When Lindqvist states that “children are something we strive to protect” he is giving a large insight into the sort of education he is hoping his vampire will give to his reader. Since Oskar needs someone to protect him, Eli gladly fulfills this role, as she will offer it without seeking to take advantage. The two children, one in a temporal childhood reality, the other permanent, get what they need from each other. In a sense, they are both ‘feeding’ off each other.
            The character of Eli is an educational one, much like how Bram Stoker used Dracula as an educational tool.  In Dracula, Stoke paints a scary immigrant who brings with him frightful ideas for the Victorian society. This, as seen with every vampire, includes hyper sexuality. All of these elements also play toward what makes vampires so important: vampires are a timeless tool that can be used to describe a foreign element in a common place. As once quoted by Nina Auerbach, each age “gets the vampire it deserves” (TYREE 31-37).  Let the Right One In’s Eli is our generation’s vampire, and Lindqvist ends up seeming quite the romantic. His beliefs in the sacredness of children, that they should be protected, allow him to craft a story about a beast that should not exist. Yet the reader cannot help emphasizing with Eli needing companionship.
The novel offers many narration changes and insight to the cultural shifts in the world around Eli. At one point, any men said to resemble the beast that Hakan has become are met with sneers and question themselves in the mirror. The author is hoping that the reader will also know how important it is to protect the reality childhood and not give into the adult reality (every adult in the novel is mostly unlikable and the bullies are near adulthood). The question with Eli, in her childhood reality forever, remains; what would happen, if she and Oskar did end up together, when Oskar became an adult, in his own reality? Would he end up as strange and villainous as the pedophile Hakan? Or would the newspaper clipping child, focused on murder headlines, bring that reality with him, using the education of Eli to construct a better world? Lindqvist and his interview help teach that through the icon of Eli and fantasy of vampires one can find qualities of universal importance. Even more important is that these traits of comradely, caring and acceptance are seen in characters that hold the physiology of a monster, such as Eli, and emotional disturbance, such as Oskar. This allows a wide range of readership to feel a sense that they to kind find salvation, even in a horrible thing. Understanding all this, one can see that Let the Right One In is not just a tale about pedophiles and vampires, it’s also about teaching people to be giving and the dire consequences that come out of ignoring the child’s reality. This is very telling through the question posed over halfway through the interview:

C.H.: Children as protagonist or antagonist, which do you find most exciting to work with?
JAL: I tend to combine both those things, that the child is the protagonist, the one we are following, the one that drives the tale forward, and at the same time being the one that you have to watch out for. (Meredith)

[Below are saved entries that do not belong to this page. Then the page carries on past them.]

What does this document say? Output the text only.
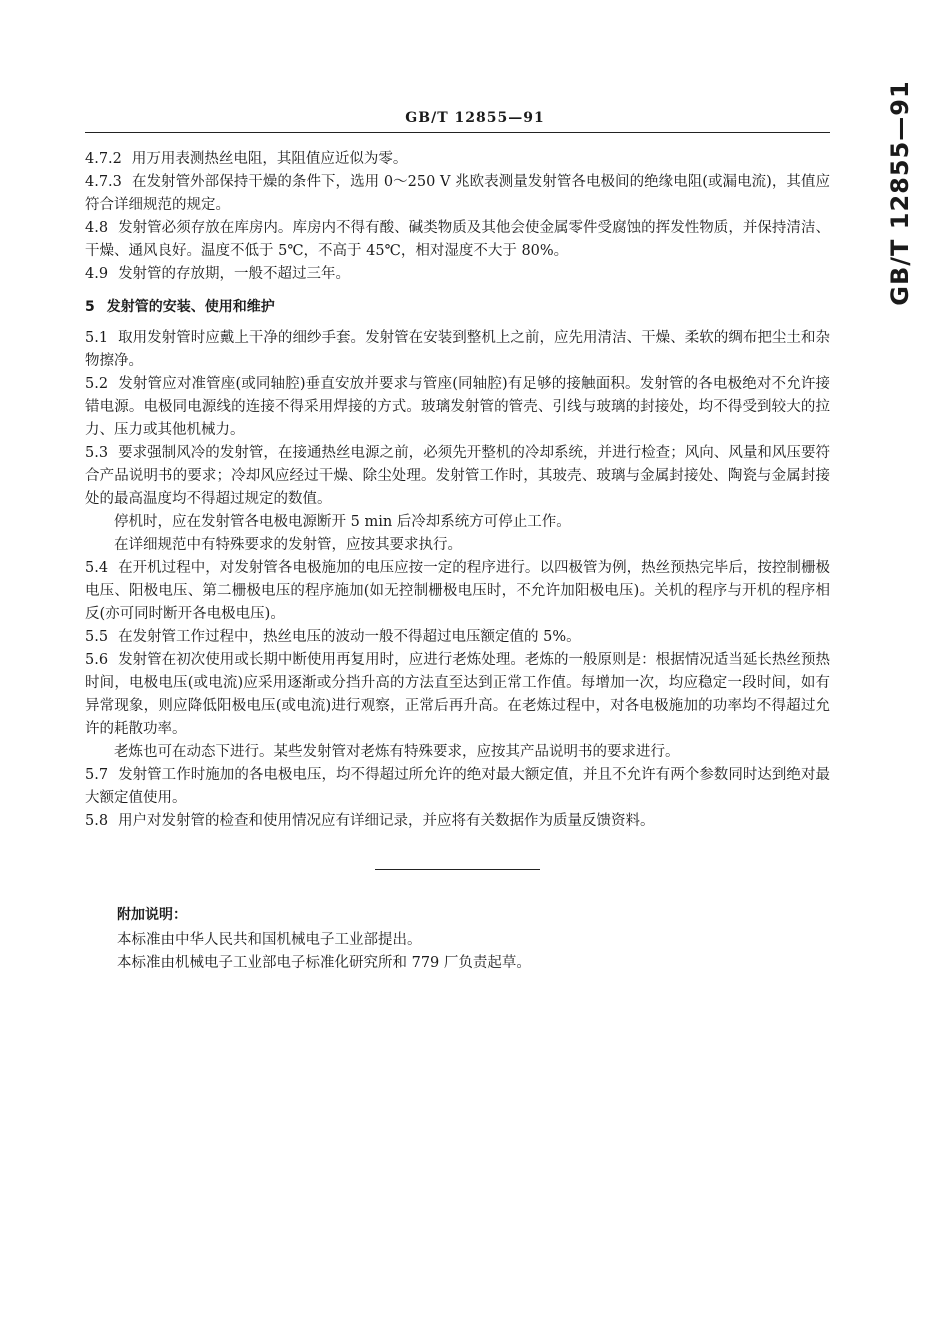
GB/T 12855—91	GB/T 12855—91
4.7.2 用万用表测热丝电阻，其阻值应近似为零。
4.7.3 在发射管外部保持干燥的条件下，选用 0～250 V 兆欧表测量发射管各电极间的绝缘电阻(或漏电流)，其值应符合详细规范的规定。
4.8 发射管必须存放在库房内。库房内不得有酸、碱类物质及其他会使金属零件受腐蚀的挥发性物质，并保持清洁、干燥、通风良好。温度不低于 5℃，不高于 45℃，相对湿度不大于 80%。
4.9 发射管的存放期，一般不超过三年。
5 发射管的安装、使用和维护
5.1 取用发射管时应戴上干净的细纱手套。发射管在安装到整机上之前，应先用清洁、干燥、柔软的绸布把尘土和杂物擦净。
5.2 发射管应对准管座(或同轴腔)垂直安放并要求与管座(同轴腔)有足够的接触面积。发射管的各电极绝对不允许接错电源。电极同电源线的连接不得采用焊接的方式。玻璃发射管的管壳、引线与玻璃的封接处，均不得受到较大的拉力、压力或其他机械力。
5.3 要求强制风冷的发射管，在接通热丝电源之前，必须先开整机的冷却系统，并进行检查；风向、风量和风压要符合产品说明书的要求；冷却风应经过干燥、除尘处理。发射管工作时，其玻壳、玻璃与金属封接处、陶瓷与金属封接处的最高温度均不得超过规定的数值。
停机时，应在发射管各电极电源断开 5 min 后冷却系统方可停止工作。
在详细规范中有特殊要求的发射管，应按其要求执行。
5.4 在开机过程中，对发射管各电极施加的电压应按一定的程序进行。以四极管为例，热丝预热完毕后，按控制栅极电压、阳极电压、第二栅极电压的程序施加(如无控制栅极电压时，不允许加阳极电压)。关机的程序与开机的程序相反(亦可同时断开各电极电压)。
5.5 在发射管工作过程中，热丝电压的波动一般不得超过电压额定值的 5%。
5.6 发射管在初次使用或长期中断使用再复用时，应进行老炼处理。老炼的一般原则是：根据情况适当延长热丝预热时间，电极电压(或电流)应采用逐渐或分挡升高的方法直至达到正常工作值。每增加一次，均应稳定一段时间，如有异常现象，则应降低阳极电压(或电流)进行观察，正常后再升高。在老炼过程中，对各电极施加的功率均不得超过允许的耗散功率。
老炼也可在动态下进行。某些发射管对老炼有特殊要求，应按其产品说明书的要求进行。
5.7 发射管工作时施加的各电极电压，均不得超过所允许的绝对最大额定值，并且不允许有两个参数同时达到绝对最大额定值使用。
5.8 用户对发射管的检查和使用情况应有详细记录，并应将有关数据作为质量反馈资料。
附加说明：
本标准由中华人民共和国机械电子工业部提出。
本标准由机械电子工业部电子标准化研究所和 779 厂负责起草。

            Indeed, at the end of the novel, both Oskar and Eli are children to watch out for.

Works Cited

Lindqvist, John. Let the Right One In. Bloomsbury, UK: Quercus Publishing , 2009. Print.

TYREE, J. M. "Warm-Blooded: True Blood and Let the Right One In." Film Quarterly. 63.2 (2009): 31-37. Print.

Meredith, Jason. "ON CHILDREN AND HORROR: Interview With John Ajvide Lindqvist." Constructing Horror. Golem Films, 2010. Web. 29 Nov 2010. <>.